Let the Scripture interpret the Scripture and see the sublime string. God divided the light and the darkness on the very first day, and has been doing so ever since. God has had his dwellings on earth and these were mere shadows of the substance of Christ Jesus. Jerusalem is not God’s holy habitation on earth. His people, true Israel are his holy habitation. We are the moon to his sun. We are to reflect his glory and his light. We are his Holy temple, at least we are supposed to be.
Throughout the Old Testament, the coming of Messiah was promised through imagery, numbers, shapes, sizes and geographical directions. Why then are we like Nicodemus and the two disciples on the road to Emmaus? We see light in Genesis and Revelation but ignore the light seen in John’s gospel account. We see vines in Ezekiel, John the Baptist in Malachi, a small stone in Daniel, a tabernacle, a temple and then in John’s gospel account, Jesus clearly claiming himself to be the New Temple, which was revealed through the old temple. Perhaps it’s because like Nicodemus, we follow taught traditions and the letter of the Law rather than the Spirit of the Law. We read books on prophecy and not the Bible in its context.

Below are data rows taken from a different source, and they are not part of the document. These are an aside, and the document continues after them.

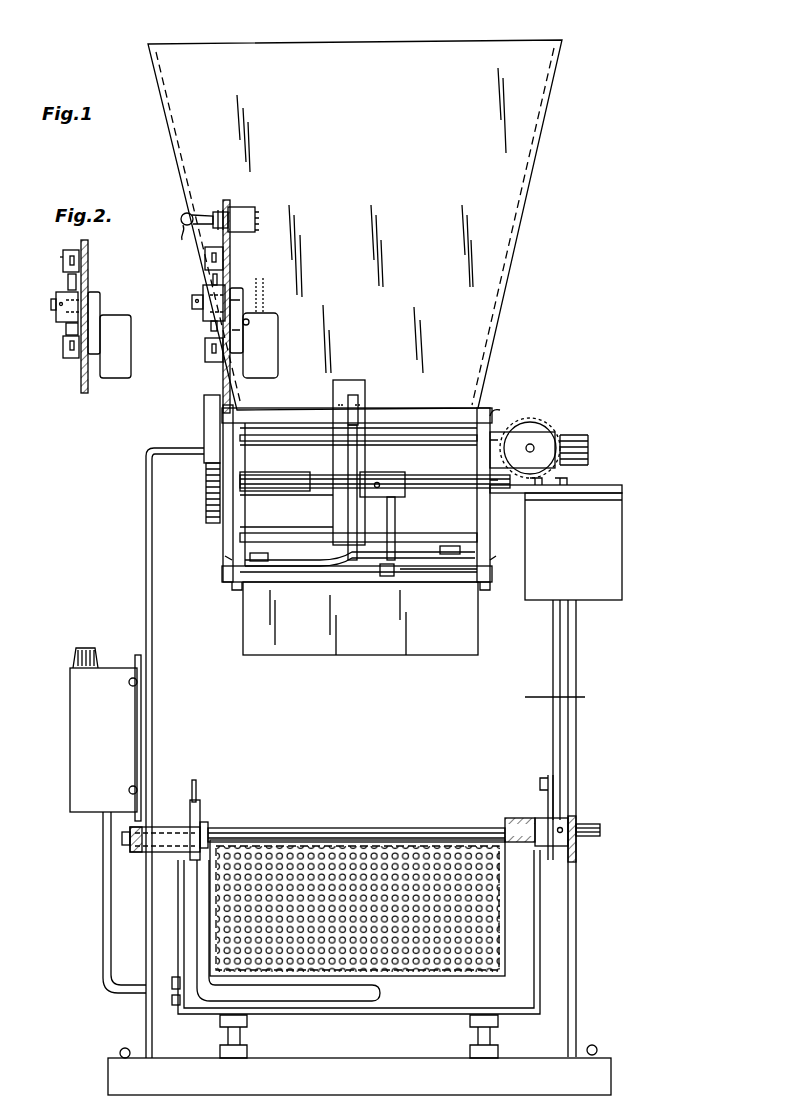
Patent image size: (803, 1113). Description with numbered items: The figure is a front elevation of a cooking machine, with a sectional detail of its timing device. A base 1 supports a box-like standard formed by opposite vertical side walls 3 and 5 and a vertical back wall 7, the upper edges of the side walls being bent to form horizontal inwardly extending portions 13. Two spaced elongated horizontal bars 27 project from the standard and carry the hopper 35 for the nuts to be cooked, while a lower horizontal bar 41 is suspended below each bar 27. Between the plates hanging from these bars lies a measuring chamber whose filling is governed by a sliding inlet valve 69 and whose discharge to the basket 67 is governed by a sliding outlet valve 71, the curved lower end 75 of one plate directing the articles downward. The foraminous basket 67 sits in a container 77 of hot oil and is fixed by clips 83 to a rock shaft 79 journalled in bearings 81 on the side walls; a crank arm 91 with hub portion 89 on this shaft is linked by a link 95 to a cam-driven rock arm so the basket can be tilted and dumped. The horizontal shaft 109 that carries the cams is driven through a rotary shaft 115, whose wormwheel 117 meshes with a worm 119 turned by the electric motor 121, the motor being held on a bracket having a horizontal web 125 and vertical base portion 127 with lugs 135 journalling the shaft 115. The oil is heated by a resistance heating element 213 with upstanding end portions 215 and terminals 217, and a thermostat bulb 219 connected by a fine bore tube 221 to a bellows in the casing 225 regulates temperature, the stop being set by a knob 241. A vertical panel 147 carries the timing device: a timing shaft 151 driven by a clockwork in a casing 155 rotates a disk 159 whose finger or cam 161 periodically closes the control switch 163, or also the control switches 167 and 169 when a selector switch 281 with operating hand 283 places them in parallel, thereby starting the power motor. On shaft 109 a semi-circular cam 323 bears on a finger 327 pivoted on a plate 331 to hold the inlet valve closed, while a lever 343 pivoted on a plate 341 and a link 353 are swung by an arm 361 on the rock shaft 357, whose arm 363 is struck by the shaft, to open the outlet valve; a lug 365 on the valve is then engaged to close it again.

In FIG. 1, the base 1 is at (605, 1068).
In FIG. 1, the vertical side wall 3 is at (577, 646).
In FIG. 1, the vertical side wall 5 is at (146, 570).
In FIG. 1, the vertical back wall 7 is at (563, 696).
In FIG. 1, the horizontal inwardly extending portion 13 is at (172, 440).
In FIG. 1, the elongated horizontal bar 27 is at (232, 422).
In FIG. 1, the hopper 35 is at (500, 308).
In FIG. 1, the elongated horizontal bar 41 is at (235, 565).
In FIG. 1, the basket 67 is at (498, 925).
In FIG. 1, the sliding inlet valve 69 is at (416, 430).
In FIG. 1, the sliding outlet valve 71 is at (445, 575).
In FIG. 1, the lower end of plate 75 is at (390, 645).
In FIG. 1, the container 77 is at (541, 940).
In FIG. 1, the rock shaft 79 is at (322, 828).
In FIG. 1, the bearing 81 is at (135, 853).
In FIG. 1, the clip 83 is at (203, 822).
In FIG. 1, the hub portion 89 is at (555, 846).
In FIG. 1, the crank arm 91 is at (548, 802).
In FIG. 1, the link 95 is at (553, 728).
In FIG. 1, the horizontal shaft 109 is at (284, 474).
In FIG. 1, the rotary shaft 115 is at (534, 446).
In FIG. 1, the wormwheel 117 is at (548, 430).
In FIG. 1, the worm 119 is at (586, 440).
In FIG. 1, the electric motor 121 is at (623, 524).
In FIG. 1, the horizontal web 125 is at (622, 485).
In FIG. 1, the vertically extending base portion 127 is at (492, 425).
In FIG. 1, the lugs 135 is at (528, 430).
In FIG. 2, the vertical panel 147 is at (89, 250).
In FIG. 1, the vertical panel 147 is at (231, 278).
In FIG. 2, the timing shaft 151 is at (56, 308).
In FIG. 1, the timing shaft 151 is at (192, 302).
In FIG. 2, the casing 155 is at (118, 357).
In FIG. 1, the casing 155 is at (262, 333).
In FIG. 2, the disk 159 is at (66, 330).
In FIG. 2, the finger or cam 161 is at (68, 282).
In FIG. 1, the control switch 163 is at (211, 325).
In FIG. 2, the control switch 167 is at (66, 251).
In FIG. 1, the control switch 167 is at (207, 264).
In FIG. 2, the control switch 169 is at (70, 358).
In FIG. 1, the control switch 169 is at (208, 362).
In FIG. 1, the resistance heating element 213 is at (428, 1014).
In FIG. 1, the upstanding end portion 215 is at (187, 818).
In FIG. 1, the terminal 217 is at (197, 790).
In FIG. 1, the bulb 219 is at (382, 992).
In FIG. 1, the fine bore tube 221 is at (103, 934).
In FIG. 1, the casing 225 is at (78, 742).
In FIG. 1, the knob 241 is at (85, 648).
In FIG. 1, the selector switch 281 is at (245, 208).
In FIG. 1, the operating hand 283 is at (184, 235).
In FIG. 1, the semi-circular cam 323 is at (345, 456).
In FIG. 1, the finger 327 is at (366, 396).
In FIG. 1, the plate 331 is at (305, 534).
In FIG. 1, the plate 341 is at (358, 578).
In FIG. 1, the lever 343 is at (430, 555).
In FIG. 1, the link 353 is at (328, 556).
In FIG. 1, the rock shaft 357 is at (282, 492).
In FIG. 1, the arm 361 is at (348, 508).
In FIG. 1, the arm 363 is at (396, 514).
In FIG. 1, the lug 365 is at (387, 577).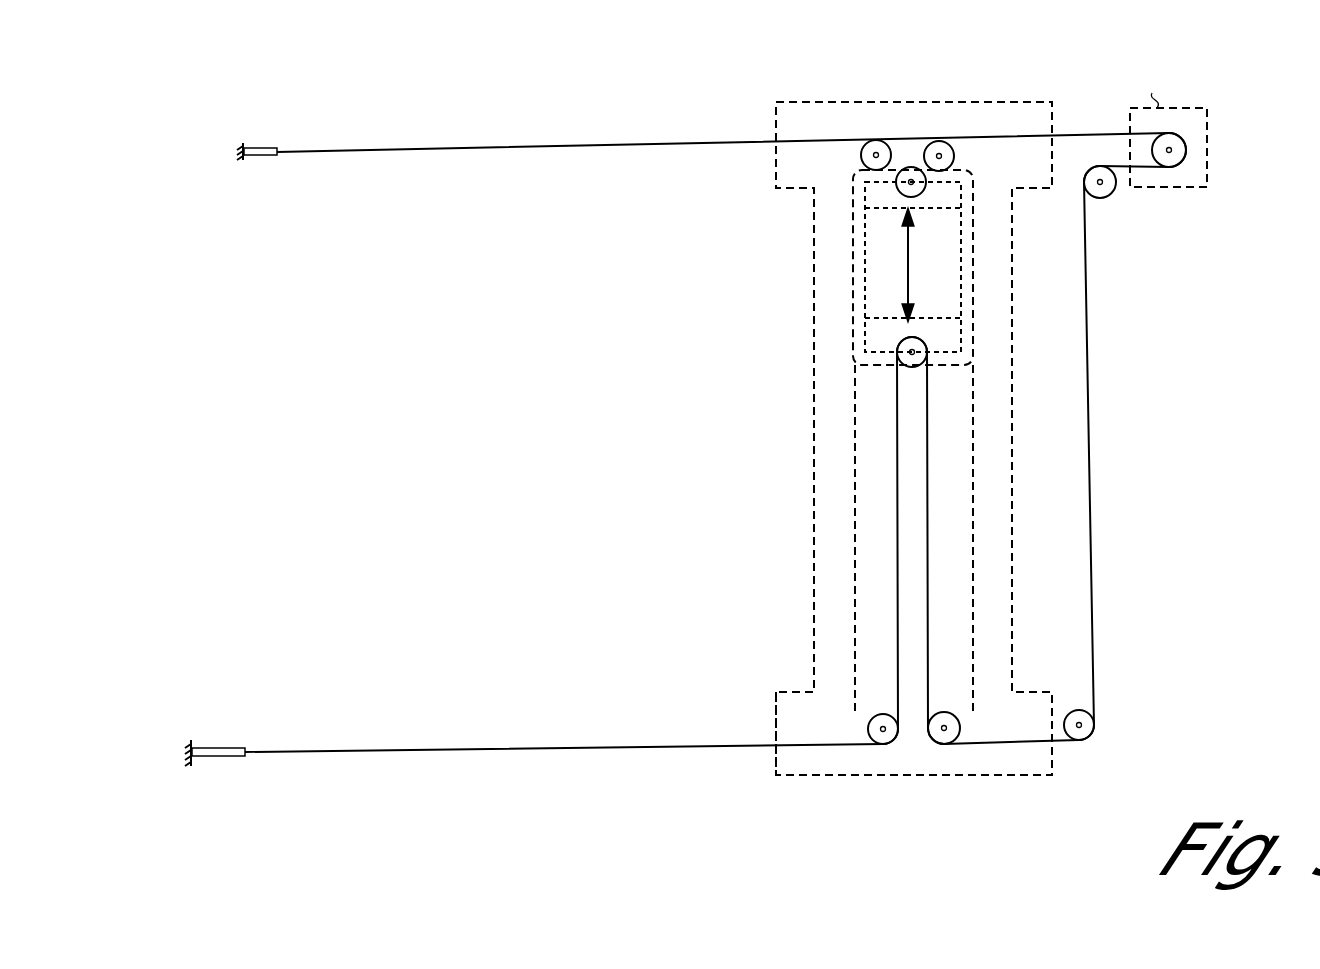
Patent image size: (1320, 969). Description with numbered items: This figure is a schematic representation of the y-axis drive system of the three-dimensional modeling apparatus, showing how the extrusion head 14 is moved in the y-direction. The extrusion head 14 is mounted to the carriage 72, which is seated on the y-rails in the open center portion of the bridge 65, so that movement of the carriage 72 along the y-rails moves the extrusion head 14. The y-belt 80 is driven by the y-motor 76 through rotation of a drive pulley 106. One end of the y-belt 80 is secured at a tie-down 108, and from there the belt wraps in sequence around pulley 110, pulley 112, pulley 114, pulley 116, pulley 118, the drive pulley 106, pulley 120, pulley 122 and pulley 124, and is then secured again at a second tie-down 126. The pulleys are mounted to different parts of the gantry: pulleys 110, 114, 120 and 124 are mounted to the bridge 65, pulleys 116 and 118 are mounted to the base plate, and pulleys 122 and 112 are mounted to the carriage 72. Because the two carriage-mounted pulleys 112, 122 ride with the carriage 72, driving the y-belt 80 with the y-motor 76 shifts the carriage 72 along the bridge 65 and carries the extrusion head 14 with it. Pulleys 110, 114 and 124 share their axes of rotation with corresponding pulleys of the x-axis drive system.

The extrusion head 14 is at (943, 293).
The bridge 65 is at (782, 769).
The carriage 72 is at (972, 348).
The y-motor 76 is at (1200, 172).
The y-drive belt 80 is at (545, 750).
The drive pulley 106 is at (1172, 166).
The tie-down 108 is at (222, 757).
The pulley 110 is at (883, 742).
The pulley 112 is at (900, 346).
The pulley 114 is at (944, 742).
The pulley 116 is at (1092, 711).
The pulley 118 is at (1105, 195).
The pulley 120 is at (937, 141).
The pulley 122 is at (911, 167).
The pulley 124 is at (874, 141).
The tie-down 126 is at (258, 148).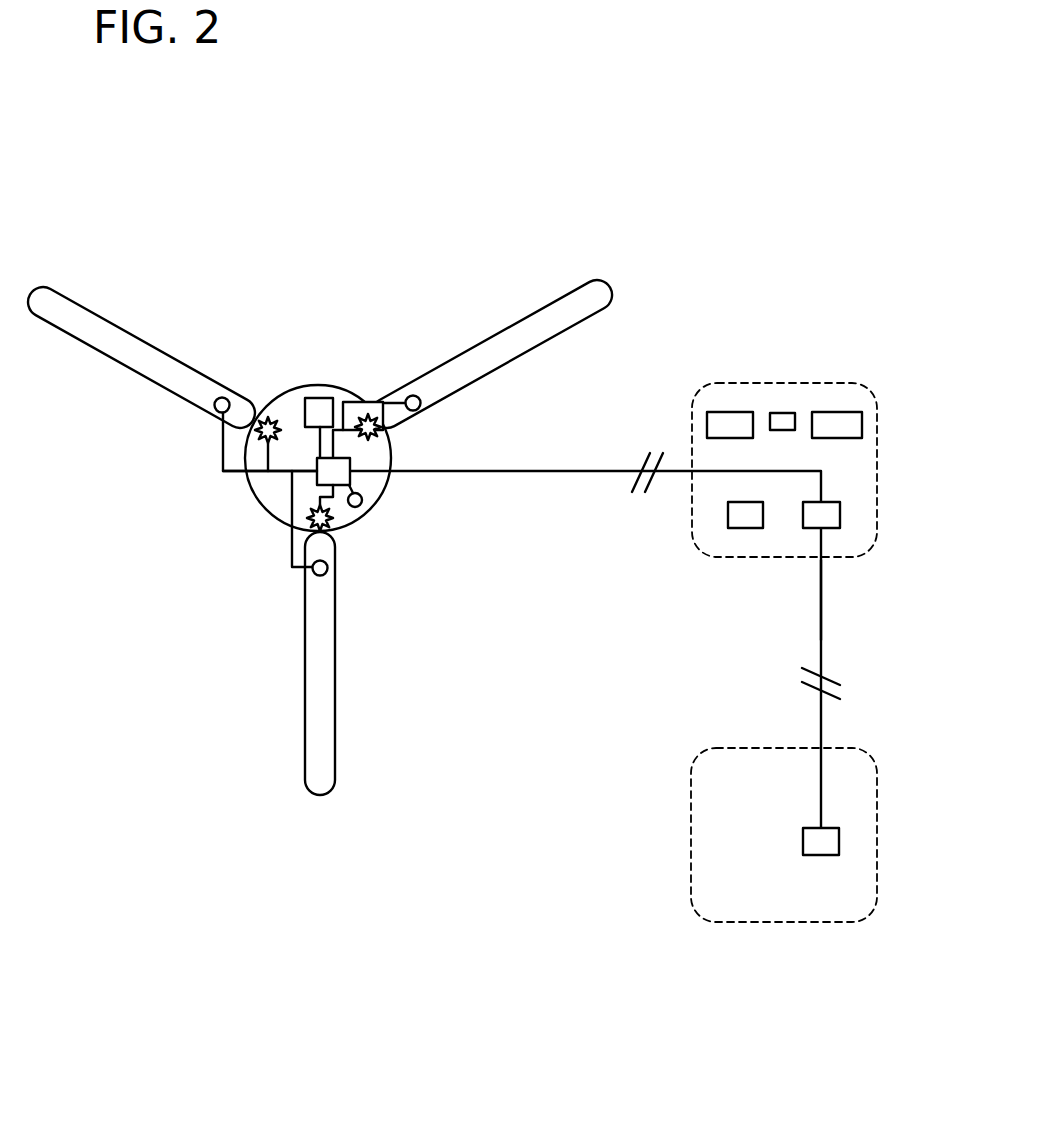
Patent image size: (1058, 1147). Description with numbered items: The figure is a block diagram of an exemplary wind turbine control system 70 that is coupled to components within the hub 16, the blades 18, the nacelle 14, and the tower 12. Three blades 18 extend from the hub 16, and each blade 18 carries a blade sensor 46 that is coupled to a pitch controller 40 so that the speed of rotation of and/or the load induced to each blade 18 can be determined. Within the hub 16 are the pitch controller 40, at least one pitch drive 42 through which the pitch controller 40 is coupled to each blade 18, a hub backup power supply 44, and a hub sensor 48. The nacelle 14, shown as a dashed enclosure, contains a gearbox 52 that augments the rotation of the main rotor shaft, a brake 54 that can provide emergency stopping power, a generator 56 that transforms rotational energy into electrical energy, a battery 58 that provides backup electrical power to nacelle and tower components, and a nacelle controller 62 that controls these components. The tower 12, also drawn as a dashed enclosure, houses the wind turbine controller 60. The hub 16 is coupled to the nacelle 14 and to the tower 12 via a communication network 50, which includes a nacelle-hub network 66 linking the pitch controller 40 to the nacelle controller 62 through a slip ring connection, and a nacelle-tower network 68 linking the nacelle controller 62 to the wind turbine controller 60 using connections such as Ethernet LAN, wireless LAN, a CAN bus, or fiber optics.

The tower 12 is at (833, 922).
The nacelle 14 is at (782, 382).
The hub 16 is at (280, 398).
The blade 18 is at (113, 358).
The pitch controller 40 is at (352, 478).
The pitch drive 42 is at (370, 412).
The hub backup power supply 44 is at (315, 398).
The blade sensor 46 is at (215, 411).
The hub sensor 48 is at (358, 510).
The communication network 50 is at (530, 520).
The gearbox 52 is at (720, 412).
The brake 54 is at (782, 420).
The generator 56 is at (842, 412).
The battery 58 is at (745, 530).
The wind turbine controller 60 is at (803, 840).
The nacelle controller 62 is at (841, 517).
The nacelle-hub network 66 is at (590, 471).
The nacelle-tower network 68 is at (822, 627).
The wind turbine control system 70 is at (108, 148).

Here is the toughest pill to swallow, even though it is clearly in the context of John’s gospel account: Jesus is making all things new and not all new things. The world is not being judged by Covid19 but is being made new through Covid19. Lawlessness is not increasing because Paul told us this would happen, because he didn’t tell us this would happen in our days. Rather he told it to Timothy in his days. We let lawlessness run rampant because the social Marxisst are better at making disciples than we are. Apostate Israel, namely the unrepentant Pharisees and Sadducees, were a “synagogue of Satan.” They were the whore of Revelation and they sat on Rome, the real beast from the sea. Jesus came to them as light and life, promising life eternal but they rejected the Messiah and tribulation befell them, and the false temple and the earthly Jerusalem were destroyed, exactly as Jesus promised would happen to their generation, in Matthew 24. We see in creation the light as we see it in Revelation and according to John’s gospel account, Jesus came to them as the light, yet they loved the darkness.